Look, Telltale. I’m guessing I’m not the first person to send you an email like this. I’m guessing I’m not the first person to send you a long email like this. I’m guessing you’ve gotten some angry stuff, and I’m guessing you’ve gotten a lot of feedback to the effect of “fuck that girl, I’m so glad I don’t have to drag her around anymore.” You did what you did, and I doubt I’m really adding much to anything by saying my piece, but here goes:
You had an opportunity to do something incredibly, incredibly brave with Sarah: to show that someone with a cognitive disability could find strength in themselves and in others, that they could defy everyone’s expectations and persevere, at least for a while, for longer than people believed they could. You could have dealt with disability so much better than almost everyone else does, ever. You had a chance to make a narrative choice – I’m guessing it might seem like a small one, to you – that would have had such an enormous impact on the lives of people who are used to seeing themselves presented as stereotypes, as useless, as burdens, as liabilities, as less than human.
And you pissed it down your leg. Sorry, guys, but you did.
Maybe you don’t care. Judging by the interview you did for IGN, you don’t very much, or at least you don’t regard it as any different than any of the other deaths or choices in the game.
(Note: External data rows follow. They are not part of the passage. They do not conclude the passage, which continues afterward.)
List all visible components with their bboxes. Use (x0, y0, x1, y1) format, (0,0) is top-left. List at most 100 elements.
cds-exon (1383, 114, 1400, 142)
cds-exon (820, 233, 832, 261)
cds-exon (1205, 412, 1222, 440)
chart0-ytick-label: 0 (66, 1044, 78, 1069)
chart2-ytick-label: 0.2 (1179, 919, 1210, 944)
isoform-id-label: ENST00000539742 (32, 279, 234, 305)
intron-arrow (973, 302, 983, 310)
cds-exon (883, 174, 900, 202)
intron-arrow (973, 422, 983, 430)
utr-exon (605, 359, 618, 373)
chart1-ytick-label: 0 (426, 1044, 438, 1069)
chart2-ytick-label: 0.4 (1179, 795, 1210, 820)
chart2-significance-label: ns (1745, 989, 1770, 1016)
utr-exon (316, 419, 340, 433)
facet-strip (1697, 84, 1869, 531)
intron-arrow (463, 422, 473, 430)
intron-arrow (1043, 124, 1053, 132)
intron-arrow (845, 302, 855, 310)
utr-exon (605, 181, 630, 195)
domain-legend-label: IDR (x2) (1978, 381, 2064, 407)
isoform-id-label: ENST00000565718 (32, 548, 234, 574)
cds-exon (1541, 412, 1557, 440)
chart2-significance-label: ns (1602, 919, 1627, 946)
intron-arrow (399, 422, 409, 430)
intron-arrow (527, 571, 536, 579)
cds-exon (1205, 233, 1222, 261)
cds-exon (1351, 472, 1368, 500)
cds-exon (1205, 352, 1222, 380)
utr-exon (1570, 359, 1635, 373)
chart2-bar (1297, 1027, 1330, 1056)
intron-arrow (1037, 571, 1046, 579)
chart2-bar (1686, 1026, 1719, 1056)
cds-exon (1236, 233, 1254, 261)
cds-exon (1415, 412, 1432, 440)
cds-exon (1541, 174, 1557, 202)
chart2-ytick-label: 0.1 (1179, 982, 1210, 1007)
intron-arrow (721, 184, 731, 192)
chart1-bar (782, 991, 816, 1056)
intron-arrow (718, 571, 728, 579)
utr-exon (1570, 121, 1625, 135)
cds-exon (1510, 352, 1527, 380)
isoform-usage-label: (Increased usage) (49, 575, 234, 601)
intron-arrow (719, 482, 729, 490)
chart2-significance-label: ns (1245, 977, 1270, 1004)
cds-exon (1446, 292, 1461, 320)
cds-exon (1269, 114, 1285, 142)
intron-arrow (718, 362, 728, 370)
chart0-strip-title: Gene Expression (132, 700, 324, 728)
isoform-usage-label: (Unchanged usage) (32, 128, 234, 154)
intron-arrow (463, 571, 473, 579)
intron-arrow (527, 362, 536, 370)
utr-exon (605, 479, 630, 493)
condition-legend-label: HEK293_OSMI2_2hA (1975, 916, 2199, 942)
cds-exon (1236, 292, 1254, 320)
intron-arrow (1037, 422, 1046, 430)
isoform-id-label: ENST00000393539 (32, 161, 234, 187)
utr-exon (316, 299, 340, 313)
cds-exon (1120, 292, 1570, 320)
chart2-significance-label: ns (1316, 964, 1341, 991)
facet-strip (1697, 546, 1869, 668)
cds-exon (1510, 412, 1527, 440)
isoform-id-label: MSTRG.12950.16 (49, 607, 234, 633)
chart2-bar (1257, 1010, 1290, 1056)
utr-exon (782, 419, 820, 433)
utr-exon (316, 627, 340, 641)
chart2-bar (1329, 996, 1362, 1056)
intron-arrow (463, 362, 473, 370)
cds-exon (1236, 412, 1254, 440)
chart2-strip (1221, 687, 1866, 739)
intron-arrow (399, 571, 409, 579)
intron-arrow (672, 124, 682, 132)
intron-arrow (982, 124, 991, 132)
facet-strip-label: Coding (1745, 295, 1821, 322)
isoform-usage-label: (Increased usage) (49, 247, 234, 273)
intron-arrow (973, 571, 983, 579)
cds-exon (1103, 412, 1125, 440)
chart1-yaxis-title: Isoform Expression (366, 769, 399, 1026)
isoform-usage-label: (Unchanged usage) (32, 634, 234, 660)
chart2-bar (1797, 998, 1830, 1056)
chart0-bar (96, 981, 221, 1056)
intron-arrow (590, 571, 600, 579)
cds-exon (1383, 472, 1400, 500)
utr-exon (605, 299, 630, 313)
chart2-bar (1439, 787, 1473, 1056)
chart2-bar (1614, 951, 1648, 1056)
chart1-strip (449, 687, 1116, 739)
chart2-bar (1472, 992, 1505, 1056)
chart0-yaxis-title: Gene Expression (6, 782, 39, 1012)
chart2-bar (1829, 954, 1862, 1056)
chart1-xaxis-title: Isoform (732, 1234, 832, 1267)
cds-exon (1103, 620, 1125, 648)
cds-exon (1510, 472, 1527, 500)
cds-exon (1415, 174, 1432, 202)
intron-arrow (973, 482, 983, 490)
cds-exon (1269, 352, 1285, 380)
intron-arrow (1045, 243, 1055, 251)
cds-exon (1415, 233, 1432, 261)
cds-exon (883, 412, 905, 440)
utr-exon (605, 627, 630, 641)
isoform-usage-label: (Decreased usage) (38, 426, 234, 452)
But I’m telling you: for people like Sarah – because people like Sarah exist, and they play your game – it probably would have meant a lot.
You had a chance to make people feel more human, and you didn’t.
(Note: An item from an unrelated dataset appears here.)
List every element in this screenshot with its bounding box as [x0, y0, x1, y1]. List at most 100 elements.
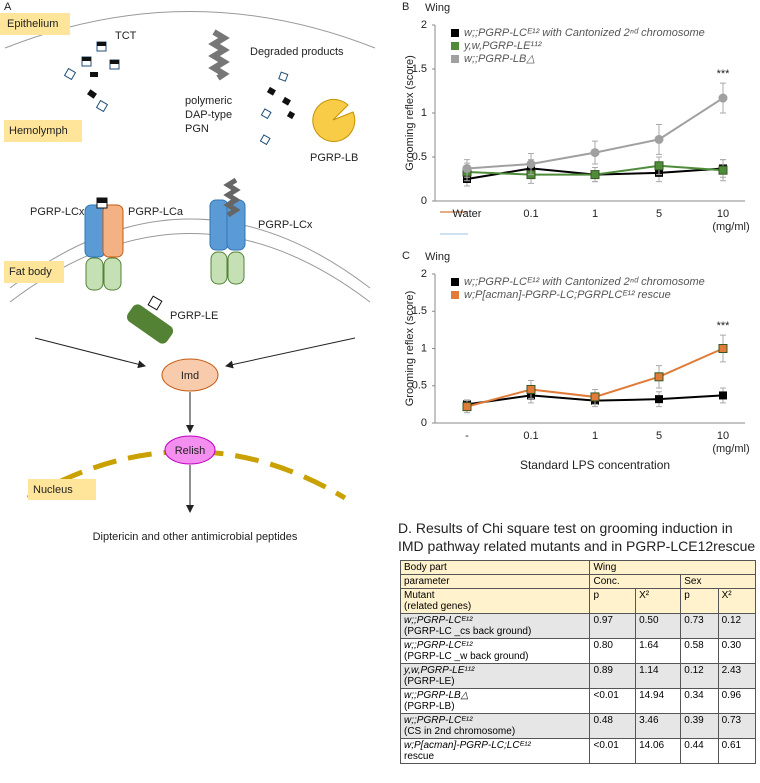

I think one of the reasons why I’m sending this at all is what’s been going on in the game community in general lately. I’m sure you’re aware of it; it would be impossible not to be. I’ve been watching so much ugliness getting slung around regarding something I love, so much evidence that there is an extremely vocal group of people who do not want me in their clubhouse and a large group of people who are content to sit by and do nothing while this goes on. In the context of something that big, this seemed minor; I played episode 4 a while ago, got upset, then had to put it aside to deal with things that seemed more immediately important. But now I’m coming back to this, this small thing that really is not so small, and I wanted to tell you about it and about what I feel. Because again: I really and truly believe that games matter, and I believe that your game matters, and I think small things like this can add up to more than anyone might be able to anticipate. It’s small things like this that wear people like me down, that make us so tired when we have to face the fact that the world of games is not a world friendly to us, that the people making games don’t care about us because – at best – they don’t realize that we’re there.
And I guess I just wish you’d done things differently here. It makes me angry and frustrated that you didn’t, but more than that, it makes me sad.
So yeah. I have no idea what I’m trying to accomplish with this, and again, I don’t really expect to accomplish anything. If you read it all, thank you. I hope you take it to heart. Because you can’t go back and un-kill Sarah, but I’m sure you’ll have a chance to do something like this again.
I hope, when that happens, that you make a different choice.
Thank you for your work, and for your game, and for the chance to play. I’m looking forward to seeing what you do next.